L’entreprise familiale stimule le dépôt de projets dans une démarche d’intrapreneuriat, sans rapport immédiat avec son activité dans l’automobile, mais ayant pour effet de créer des collaborations entre services et sites différents.
L’intrapreneuriat est très tendance chez Delfingen Industry. Ce groupe familial de sous-traitance automobile de 2 700 salariés dont le siège social est situé à Anteuil, dans le Doubs, met au service de sa politique d’entreprise ce concept, consistant à stimuler l’émergence de projets au sein de ses effectifs : « L’intrapreneuriat libère leur enthousiasme et leur énergie, notamment celui des jeunes générations en quête de sens au travail », souligne Christophe Clerc, vice-président exécutif. Pour ce fabricant de tubes et gaines de protection des véhicules, il revêt deux particularités : le projet est nécessairement collectif, et il n’a pas l’obligation d’un rapport direct avec le poste occupé. Rien à voir, en somme, avec la classique « boîte à idées » visant à des améliorations ciblées. C’est d’ailleurs la portée jugée trop limitée à l’échelle du groupe qui a motivé la dizaine de refus de validations, parmi les 50 projets déposés depuis l’origine du dispositif l’an dernier.
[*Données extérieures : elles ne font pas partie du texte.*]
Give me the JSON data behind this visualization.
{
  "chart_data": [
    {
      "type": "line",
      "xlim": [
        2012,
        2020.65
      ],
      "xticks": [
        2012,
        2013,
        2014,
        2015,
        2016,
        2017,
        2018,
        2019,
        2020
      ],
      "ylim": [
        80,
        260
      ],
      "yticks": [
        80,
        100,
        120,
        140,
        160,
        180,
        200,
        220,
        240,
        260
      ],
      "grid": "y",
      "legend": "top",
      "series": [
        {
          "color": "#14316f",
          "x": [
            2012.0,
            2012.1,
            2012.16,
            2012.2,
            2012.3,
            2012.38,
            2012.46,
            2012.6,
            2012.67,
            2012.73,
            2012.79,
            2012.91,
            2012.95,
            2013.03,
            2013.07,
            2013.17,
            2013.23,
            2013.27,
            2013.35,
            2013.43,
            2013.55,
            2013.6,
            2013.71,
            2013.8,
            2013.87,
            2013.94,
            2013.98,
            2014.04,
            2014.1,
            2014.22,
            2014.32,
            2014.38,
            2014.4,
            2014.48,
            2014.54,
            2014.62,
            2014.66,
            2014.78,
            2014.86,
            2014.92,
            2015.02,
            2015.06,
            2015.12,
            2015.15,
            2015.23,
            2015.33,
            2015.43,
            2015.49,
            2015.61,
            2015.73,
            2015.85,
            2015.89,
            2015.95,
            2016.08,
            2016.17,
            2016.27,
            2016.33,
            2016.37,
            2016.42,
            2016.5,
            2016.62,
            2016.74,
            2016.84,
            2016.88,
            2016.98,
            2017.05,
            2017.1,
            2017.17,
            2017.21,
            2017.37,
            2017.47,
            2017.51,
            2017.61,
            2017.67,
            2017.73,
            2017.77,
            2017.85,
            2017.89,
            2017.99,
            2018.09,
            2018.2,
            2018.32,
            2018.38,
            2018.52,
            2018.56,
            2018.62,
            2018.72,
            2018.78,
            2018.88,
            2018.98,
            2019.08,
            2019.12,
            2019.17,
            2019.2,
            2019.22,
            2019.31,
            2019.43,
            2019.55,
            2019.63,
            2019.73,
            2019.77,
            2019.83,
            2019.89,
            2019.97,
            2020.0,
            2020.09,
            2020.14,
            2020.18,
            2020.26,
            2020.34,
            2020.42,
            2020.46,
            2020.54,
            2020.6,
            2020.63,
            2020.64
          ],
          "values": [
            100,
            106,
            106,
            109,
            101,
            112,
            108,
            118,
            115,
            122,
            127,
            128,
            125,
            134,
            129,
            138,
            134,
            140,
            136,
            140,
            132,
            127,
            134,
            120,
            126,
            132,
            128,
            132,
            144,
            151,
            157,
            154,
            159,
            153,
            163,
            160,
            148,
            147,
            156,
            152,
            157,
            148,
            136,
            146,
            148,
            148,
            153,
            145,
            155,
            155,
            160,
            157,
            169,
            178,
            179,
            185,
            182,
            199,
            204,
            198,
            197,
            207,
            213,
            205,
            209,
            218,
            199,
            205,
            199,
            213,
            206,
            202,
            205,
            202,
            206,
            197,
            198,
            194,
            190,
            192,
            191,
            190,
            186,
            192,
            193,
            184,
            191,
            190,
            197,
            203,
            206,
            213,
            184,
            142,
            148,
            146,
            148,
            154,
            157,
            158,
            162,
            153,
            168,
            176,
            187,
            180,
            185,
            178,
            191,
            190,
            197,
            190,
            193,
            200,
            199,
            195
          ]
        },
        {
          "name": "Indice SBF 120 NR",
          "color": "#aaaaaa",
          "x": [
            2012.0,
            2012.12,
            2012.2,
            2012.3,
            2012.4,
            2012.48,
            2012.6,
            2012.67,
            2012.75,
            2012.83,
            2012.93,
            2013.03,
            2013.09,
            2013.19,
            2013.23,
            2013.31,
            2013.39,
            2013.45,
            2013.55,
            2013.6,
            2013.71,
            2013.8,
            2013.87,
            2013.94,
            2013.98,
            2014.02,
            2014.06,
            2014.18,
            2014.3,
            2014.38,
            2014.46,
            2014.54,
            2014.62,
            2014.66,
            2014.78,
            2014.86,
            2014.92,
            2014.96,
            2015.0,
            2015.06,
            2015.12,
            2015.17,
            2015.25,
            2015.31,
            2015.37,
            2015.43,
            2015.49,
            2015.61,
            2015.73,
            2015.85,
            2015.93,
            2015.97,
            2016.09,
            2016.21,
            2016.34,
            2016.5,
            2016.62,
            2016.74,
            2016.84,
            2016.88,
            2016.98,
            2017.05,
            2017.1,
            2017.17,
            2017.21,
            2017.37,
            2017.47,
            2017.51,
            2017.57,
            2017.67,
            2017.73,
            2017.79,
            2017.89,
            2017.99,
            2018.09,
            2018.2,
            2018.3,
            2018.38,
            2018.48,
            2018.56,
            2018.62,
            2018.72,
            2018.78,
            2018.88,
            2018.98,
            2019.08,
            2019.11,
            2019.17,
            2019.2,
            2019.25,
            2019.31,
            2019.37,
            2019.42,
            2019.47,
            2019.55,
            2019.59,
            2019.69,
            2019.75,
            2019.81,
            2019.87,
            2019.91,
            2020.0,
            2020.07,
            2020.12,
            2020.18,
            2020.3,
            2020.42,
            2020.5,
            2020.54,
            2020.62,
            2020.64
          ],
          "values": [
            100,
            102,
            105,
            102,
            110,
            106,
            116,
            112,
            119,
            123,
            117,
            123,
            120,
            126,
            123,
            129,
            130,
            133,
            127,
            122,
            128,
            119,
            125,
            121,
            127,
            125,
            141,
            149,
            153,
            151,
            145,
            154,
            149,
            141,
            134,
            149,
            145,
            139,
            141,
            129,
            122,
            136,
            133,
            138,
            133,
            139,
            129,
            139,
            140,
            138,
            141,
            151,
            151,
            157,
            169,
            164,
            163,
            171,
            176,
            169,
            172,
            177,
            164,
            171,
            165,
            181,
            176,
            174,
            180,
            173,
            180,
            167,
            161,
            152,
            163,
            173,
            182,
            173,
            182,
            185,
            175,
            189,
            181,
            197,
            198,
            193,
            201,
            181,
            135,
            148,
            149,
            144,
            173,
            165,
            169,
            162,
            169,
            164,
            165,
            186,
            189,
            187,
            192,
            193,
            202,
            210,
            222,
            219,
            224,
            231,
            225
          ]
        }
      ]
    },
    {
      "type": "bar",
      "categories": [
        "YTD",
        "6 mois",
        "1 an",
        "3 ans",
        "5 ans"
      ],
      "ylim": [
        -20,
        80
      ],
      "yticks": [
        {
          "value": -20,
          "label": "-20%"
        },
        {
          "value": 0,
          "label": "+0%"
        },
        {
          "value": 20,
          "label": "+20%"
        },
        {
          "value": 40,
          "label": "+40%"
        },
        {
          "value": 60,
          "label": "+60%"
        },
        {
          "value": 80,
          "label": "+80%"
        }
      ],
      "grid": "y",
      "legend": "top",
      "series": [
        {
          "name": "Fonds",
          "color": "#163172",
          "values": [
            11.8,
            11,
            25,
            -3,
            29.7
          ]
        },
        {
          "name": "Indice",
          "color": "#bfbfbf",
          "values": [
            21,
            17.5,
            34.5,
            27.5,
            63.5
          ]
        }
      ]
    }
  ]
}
« Notre initiative constitue un moteur de l’économie collaborative appelée à prendre une place croissante dans nos métiers, et il contribue au décloisonnement entre nos équipes mondiales », poursuit Christophe Clerc. La configuration de base consiste en effet à réunir autour d’un projet une dizaine de salariés de différents services parmi les quelque 30 sites de Delfingen dans 20 pays. Ainsi, la mise au point d’une prothèse de la main en plastique par impression 3D pour enfants privés de l’usage de ce membre mobilise-t-elle actuellement un directeur de site en Inde, un ingénieur aux États-Unis, un responsable qualité aux Philippines, un responsable RH-finances en Asie et six salariés du siège d’Anteuil (Doubs), ingénieurs, data manager, juriste et informaticien, autour de l’initiatrice Dorothée Potier, responsable qualité pour l’Europe et l’Afrique. « L’idée m’est venue, sans rapport avec une expérience personnelle, en visualisant une vidéo sur un projet comparable d’un ingénieur d’Airbus. Elle m’a semblé compatible avec les moyens techniques et les valeurs de Delfingen : nous possédons des imprimantes 3D, nous avons implanté depuis peu un fab lab, le plastique est notre matière première et notre fondation d’entreprise compte le handicap dans ses axes d’actions », décrit Dorothée Potier. Le matériel, issu de la récupération, rend le projet très peu onéreux, et ainsi déployable dans les pays les plus pauvres. Delfingen ne fixe cependant pas de plafond budgétaire aux projets, dès lors que le montant sollicité apparaît justifié. La prothèse en cours de mise au point est beaucoup plus légère et souple que les prothèses habituelles. Elle crée une articulation qui obéit aisément aux mouvements du bras valide et a été agréée par l’association E-nable qui œuvre au développement de ce type de produits dans le monde, est partenaire du projet et gage de sa dimension internationale.
Les thèmes de la RSE reviennent souvent parmi les projets déposés, au même titre que l’environnement et les RH, ces dernières sous l’angle principal de l’amélioration du bien-être au travail. Afin d’être mis en œuvre, un dossier doit être accepté par le comité exécutif sur la base d’un pitch limité à trois minutes. Les porteurs passent par une formation à l’argumentation au sein de la Delfingen Academy, plate-forme d’e-learning mise en place en 2017. Mais avant de pouvoir se présenter devant le top management du groupe, ils auront dû recueillir 500 points en deux mois parmi les collaborateurs dans le monde. Chaque porteur de projet doit donc inciter ses collègues à noter le dossier… et le mieux possible !
Les intrapreneurs de Delfingen peuvent-ils bénéficier d’une progression de carrière ? Pour l’entreprise, l’intrapreneuriat s’intègre au plan d’évolution professionnelle, de façon limitée toutefois. « Certains projets mettent en lumière des compétences, dont nous pouvons alors accompagner la montée », expose Christophe Clerc. La démarche a fait surgir des talents cachés, déclencheurs de mobilités. En confectionnant un jeu vidéo, une technicienne en laboratoire a révélé ses qualités de dessinatrice, qui l’ont menée au service marketing. Quant à un administrateur Google qui s’est distingué dans le management de son projet, il a franchi les échelons pour devenir directeur d’un site de production du groupe, l’été dernier. Des modèles pour les futurs intrapreneurs.